While the ACA’s excise tax, scheduled to become effective in 2018, may seem like a soft cloud in the distant horizon, some employers have targeted 2015 as the time to look for ways to avoid the tax imposed on high value health plans.
Understanding the Tax
Beginning in 2018, health plans with values exceeding a threshold of $10,200 for individuals and $27,500 for families, will be hit with a 40% tax on the amount exceeding the thresholds. Since the tax will be based on the value of all coverage an employee may have, including dental, vision, FSA contributions and employer HSA contributions in addition to health care, the thresholds could be within reach for a great number of people.
While the tax is technically on employer-sponsored plans, it will impact employees if their employer looks for ways to pass it along. If the employer lowers the value of their health plan by reducing benefits, a boost in compensation would be the only way to oset the loss. Even if pay increases, higher taxes will likely diminish the impact, with the employee still feeling some pain.
As an example, if a plan is self-funded and a member has overall family coverage valued at $30,000, the employer would owe a Cadillac tax of $1,000 (40% of $2,500 – the amount exceeding the family threshold of $27,500).
HSAs to the Rescue
Because the tax applies to the total value of coverage, regardless of the amount the employer pays, the only safe approach seems to be offering lower cost plans.

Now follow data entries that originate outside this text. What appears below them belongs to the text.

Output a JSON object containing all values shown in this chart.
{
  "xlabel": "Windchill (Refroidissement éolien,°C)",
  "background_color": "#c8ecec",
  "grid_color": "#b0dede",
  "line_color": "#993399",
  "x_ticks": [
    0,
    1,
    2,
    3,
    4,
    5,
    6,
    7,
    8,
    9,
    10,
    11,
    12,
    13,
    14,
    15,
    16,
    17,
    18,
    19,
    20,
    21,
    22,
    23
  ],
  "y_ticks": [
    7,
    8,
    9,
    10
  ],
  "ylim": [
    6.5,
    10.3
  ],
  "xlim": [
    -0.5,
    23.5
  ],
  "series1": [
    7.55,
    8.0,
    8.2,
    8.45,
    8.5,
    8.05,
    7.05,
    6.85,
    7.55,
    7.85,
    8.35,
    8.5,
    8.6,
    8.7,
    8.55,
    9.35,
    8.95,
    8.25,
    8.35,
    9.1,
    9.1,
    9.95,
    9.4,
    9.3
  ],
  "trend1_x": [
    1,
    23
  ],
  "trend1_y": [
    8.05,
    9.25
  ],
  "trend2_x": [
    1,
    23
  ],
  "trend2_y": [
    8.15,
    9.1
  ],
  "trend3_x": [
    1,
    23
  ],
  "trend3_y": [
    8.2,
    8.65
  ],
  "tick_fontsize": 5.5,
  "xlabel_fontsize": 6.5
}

Many are looking at high deductible health plans with HSAs as a viable option because the higher deductible lowers the value of the plan and participants are generally able to contribute to an HSA. With a maximum annual contribution of $6,550 and a catch-up provision for those 55 or older, HSAs can provide a very attractive, tax advantaged way to save for future health-related expenses.
As long as funds deposited into an HSA pay for qualifying expenses, they can be used at any time, including in retirement. Another thing to note is that a high deductible health plan option with an HSA does not have to be the only plan offered. More generous plans can be made available, as long as any Cadillac tax that may apply is built into the overall cost of the plan.
With the Cadillac tax just a few years away, this may be a good time to review your plan designs and discuss a strategy that everyone can afford to drive – today and down the road.